The overall aim of the present thesis was to develop and characterise an age assessment method based on incremental lines in dental cementum using contemporary bovine teeth and teeth from archaeological faunal assemblages. The investigations also included two other age assessment methods: tooth wear pattern and macroscopic dental measurements. The first permanent mandibular molar and lower jaws from 70 contemporary cattle of known age and 170 archaeological molar sets from ten different Swedish archaeological sites were used. The following conclusions were drawn: • The number of incremental lines in the dental cementum varied between different parts of the tooth root as well as within one and the same individual. The results from contemporary cattle of known age showed a strong relationship between age and incremental lines in the cementum of the distal part of the mesial root (R2=65.5%) and the known ages of the animals. • With the “best” model variation in age could be explained to 65.5% (R2) by the number of incremental lines. Thus, the remaining age variation (approximately 35%) could not be explained by these lines. Other factors than must thus be responsible.
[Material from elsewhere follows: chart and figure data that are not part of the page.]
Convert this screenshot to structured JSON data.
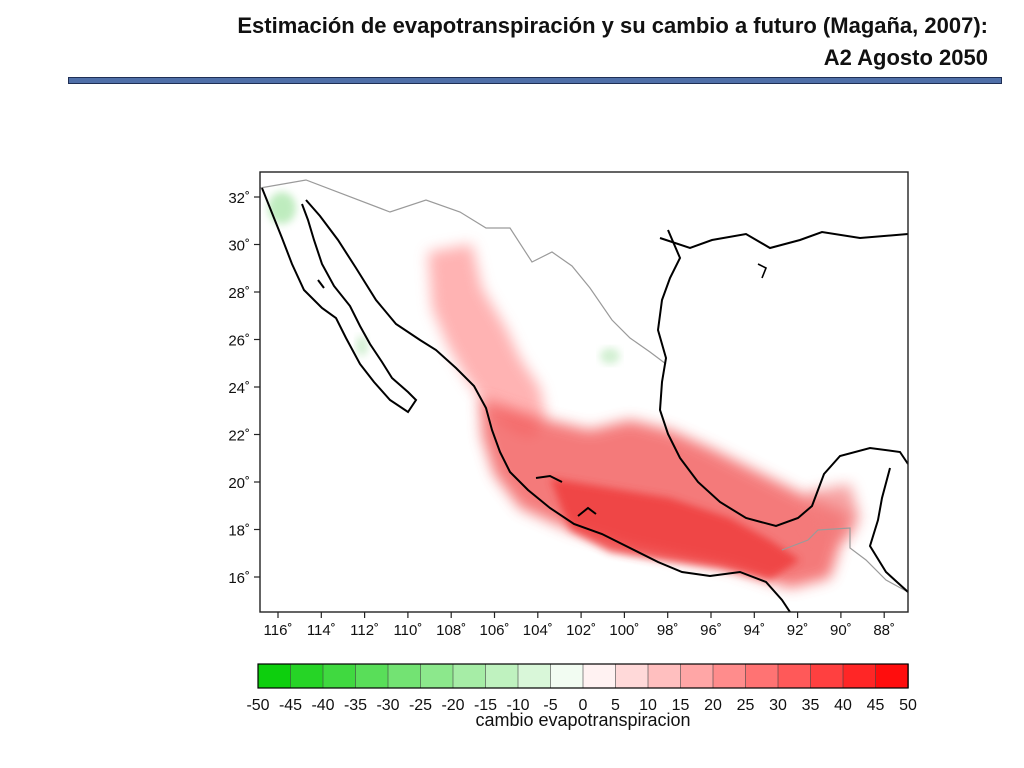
{
  "slide": {
    "title_line1": "Estimación de evapotranspiración y su cambio a futuro (Magaña, 2007):",
    "title_line2": "A2 Agosto 2050"
  },
  "map": {
    "lat_ticks": [
      "32˚",
      "30˚",
      "28˚",
      "26˚",
      "24˚",
      "22˚",
      "20˚",
      "18˚",
      "16˚"
    ],
    "lon_ticks": [
      "116˚",
      "114˚",
      "112˚",
      "110˚",
      "108˚",
      "106˚",
      "104˚",
      "102˚",
      "100˚",
      "98˚",
      "96˚",
      "94˚",
      "92˚",
      "90˚",
      "88˚"
    ],
    "colors": {
      "positive": "#ff0000",
      "negative": "#00cc00",
      "coast": "#000000",
      "border": "#999999"
    }
  },
  "colorbar": {
    "label": "cambio evapotranspiracion",
    "ticks": [
      "-50",
      "-45",
      "-40",
      "-35",
      "-30",
      "-25",
      "-20",
      "-15",
      "-10",
      "-5",
      "0",
      "5",
      "10",
      "15",
      "20",
      "25",
      "30",
      "35",
      "40",
      "45",
      "50"
    ],
    "min": -50,
    "max": 50
  }
}
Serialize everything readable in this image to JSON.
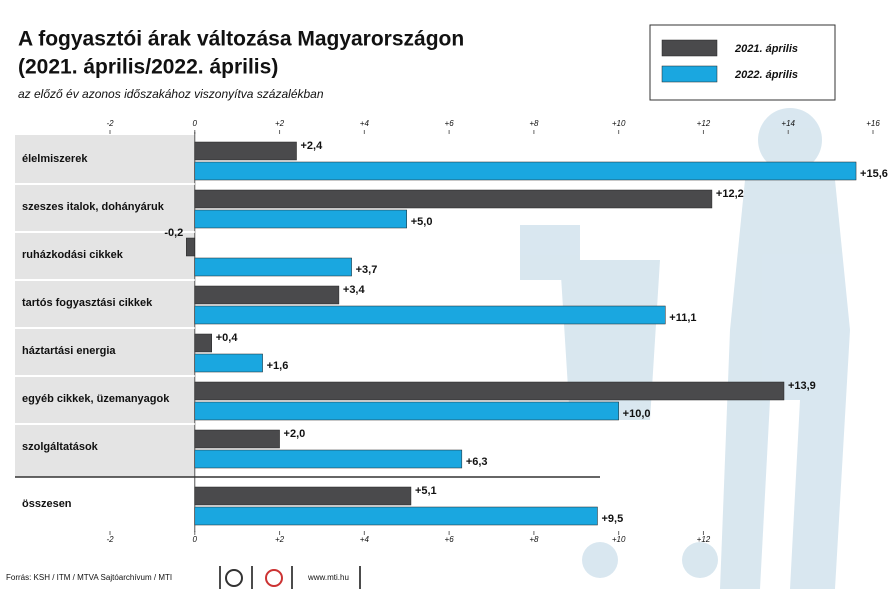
{
  "chart_data": {
    "type": "hbar",
    "title": [
      "A fogyasztói árak változása Magyarországon",
      "(2021. április/2022. április)"
    ],
    "subtitle": "az előző év azonos időszakához viszonyítva százalékban",
    "categories": [
      "élelmiszerek",
      "szeszes italok, dohányáruk",
      "ruházkodási cikkek",
      "tartós fogyasztási cikkek",
      "háztartási energia",
      "egyéb cikkek, üzemanyagok",
      "szolgáltatások",
      "összesen"
    ],
    "series": [
      {
        "name": "2021. április",
        "color": "#4a4a4c",
        "values": [
          2.4,
          12.2,
          -0.2,
          3.4,
          0.4,
          13.9,
          2.0,
          5.1
        ],
        "value_labels": [
          "+2,4",
          "+12,2",
          "-0,2",
          "+3,4",
          "+0,4",
          "+13,9",
          "+2,0",
          "+5,1"
        ]
      },
      {
        "name": "2022. április",
        "color": "#1aa7e0",
        "values": [
          15.6,
          5.0,
          3.7,
          11.1,
          1.6,
          10.0,
          6.3,
          9.5
        ],
        "value_labels": [
          "+15,6",
          "+5,0",
          "+3,7",
          "+11,1",
          "+1,6",
          "+10,0",
          "+6,3",
          "+9,5"
        ]
      }
    ],
    "xlim": [
      -2,
      16
    ],
    "xticks": [
      -2,
      0,
      {
        "value": 2,
        "label": "+2"
      },
      {
        "value": 4,
        "label": "+4"
      },
      {
        "value": 6,
        "label": "+6"
      },
      {
        "value": 8,
        "label": "+8"
      },
      {
        "value": 10,
        "label": "+10"
      },
      {
        "value": 12,
        "label": "+12"
      },
      {
        "value": 14,
        "label": "+14"
      },
      {
        "value": 16,
        "label": "+16"
      }
    ],
    "xticks_bottom": [
      -2,
      0,
      {
        "value": 2,
        "label": "+2"
      },
      {
        "value": 4,
        "label": "+4"
      },
      {
        "value": 6,
        "label": "+6"
      },
      {
        "value": 8,
        "label": "+8"
      },
      {
        "value": 10,
        "label": "+10"
      },
      {
        "value": 12,
        "label": "+12"
      }
    ],
    "source": "Forrás: KSH / ITM / MTVA Sajtóarchívum / MTI",
    "website": "www.mti.hu"
  }
}
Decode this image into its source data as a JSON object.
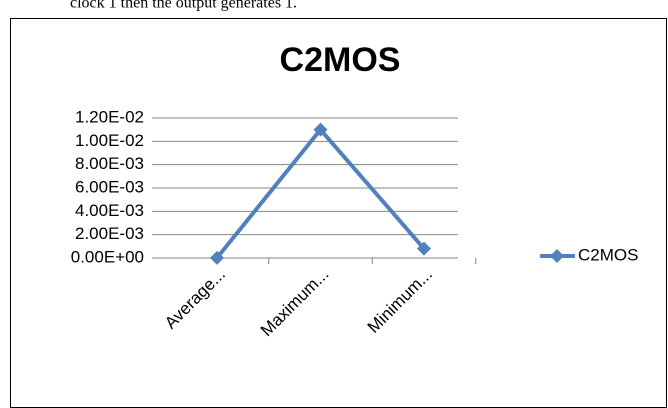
{
  "text_above": "clock 1 then the output generates 1.",
  "chart_data": {
    "type": "line",
    "title": "C2MOS",
    "categories": [
      "Average...",
      "Maximum...",
      "Minimum..."
    ],
    "series": [
      {
        "name": "C2MOS",
        "color": "#4f81bd",
        "values": [
          1e-05,
          0.011,
          0.0008
        ]
      }
    ],
    "ylim": [
      0,
      0.012
    ],
    "yticks": [
      {
        "value": 0,
        "label": "0.00E+00"
      },
      {
        "value": 0.002,
        "label": "2.00E-03"
      },
      {
        "value": 0.004,
        "label": "4.00E-03"
      },
      {
        "value": 0.006,
        "label": "6.00E-03"
      },
      {
        "value": 0.008,
        "label": "8.00E-03"
      },
      {
        "value": 0.01,
        "label": "1.00E-02"
      },
      {
        "value": 0.012,
        "label": "1.20E-02"
      }
    ],
    "grid": true,
    "legend": "right"
  }
}
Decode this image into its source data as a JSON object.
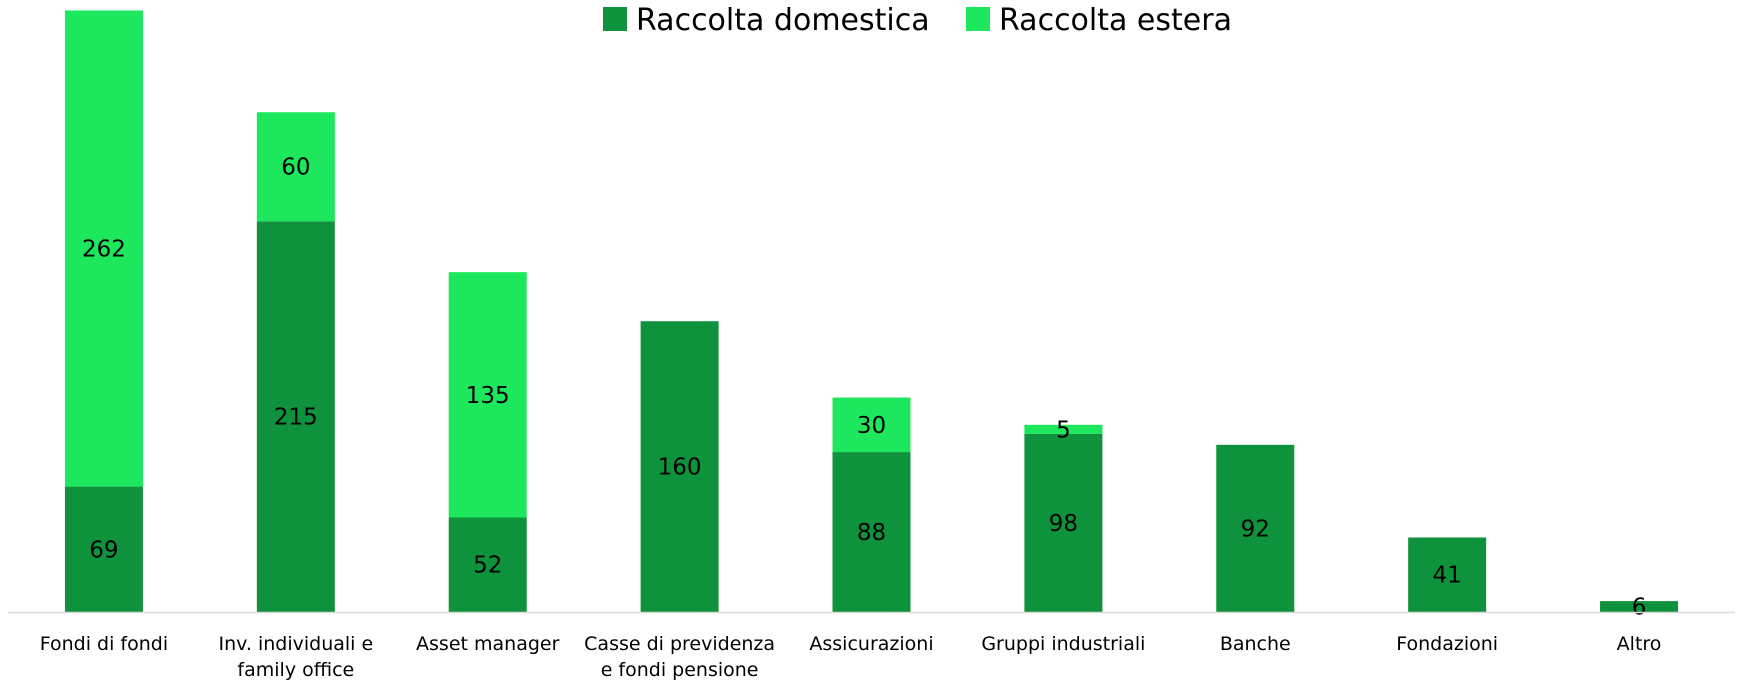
{
  "chart_data": {
    "type": "bar",
    "stacked": true,
    "categories": [
      [
        "Fondi di fondi"
      ],
      [
        "Inv. individuali e",
        "family office"
      ],
      [
        "Asset manager"
      ],
      [
        "Casse di previdenza",
        "e fondi pensione"
      ],
      [
        "Assicurazioni"
      ],
      [
        "Gruppi industriali"
      ],
      [
        "Banche"
      ],
      [
        "Fondazioni"
      ],
      [
        "Altro"
      ]
    ],
    "series": [
      {
        "name": "Raccolta domestica",
        "color": "#0e923b",
        "values": [
          69,
          215,
          52,
          160,
          88,
          98,
          92,
          41,
          6
        ]
      },
      {
        "name": "Raccolta estera",
        "color": "#1de85d",
        "values": [
          262,
          60,
          135,
          0,
          30,
          5,
          0,
          0,
          0
        ]
      }
    ],
    "title": "",
    "xlabel": "",
    "ylabel": "",
    "ylim": [
      0,
      334
    ],
    "grid": false,
    "legend": "top-center",
    "data_labels": true
  }
}
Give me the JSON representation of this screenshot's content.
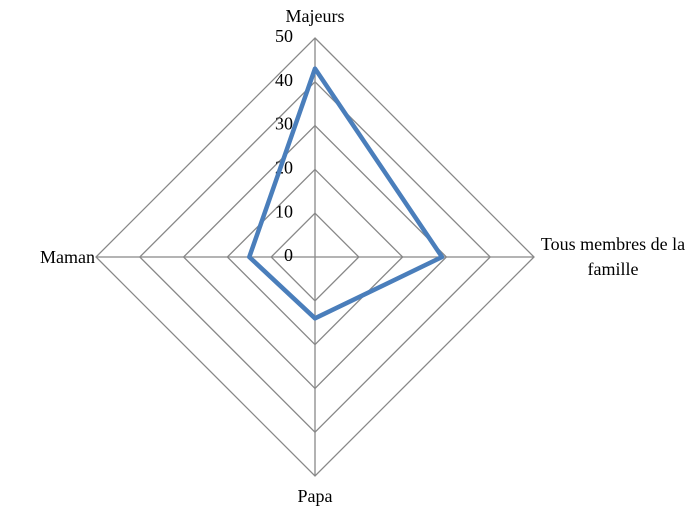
{
  "chart_data": {
    "type": "radar",
    "categories": [
      "Majeurs",
      "Tous membres de la famille",
      "Papa",
      "Maman"
    ],
    "series": [
      {
        "color": "#4a7ebb",
        "values": [
          43,
          29,
          14,
          15
        ]
      }
    ],
    "ylim": [
      0,
      50
    ],
    "yticks": [
      0,
      10,
      20,
      30,
      40,
      50
    ],
    "grid": true
  }
}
However, with the exception of calves born the present material did not reveal any such significant relationship. • The results from cattle of known age indicate that the method of assessing age on the basis of cemental incremental lines is more reliable than other methods such as tooth wear or tooth measurements. However, by combining counting incremental lines and one variable assessing tooth dimension (tooth height) a slightly stronger relationship could be obtained (R2=74.5%). The results from age assessment of the medieval and post-Reformation cattle emphasize the importance of supplementing any age estimation of archaeological assemblages based on dental indicators with characteristics for the particular assessment model. Furthermore, conclusions based on age assessment with such models can not be drawn with any more detailed time scale than about 2 years leaving at best only 25% (R2) of factors influencing the dental indicator(s) utilized in the model unexplained. The accuracy of the age assessment required by the particular historical context in which the archaeological remains are found should thus decide what level of accuracy should be chosen.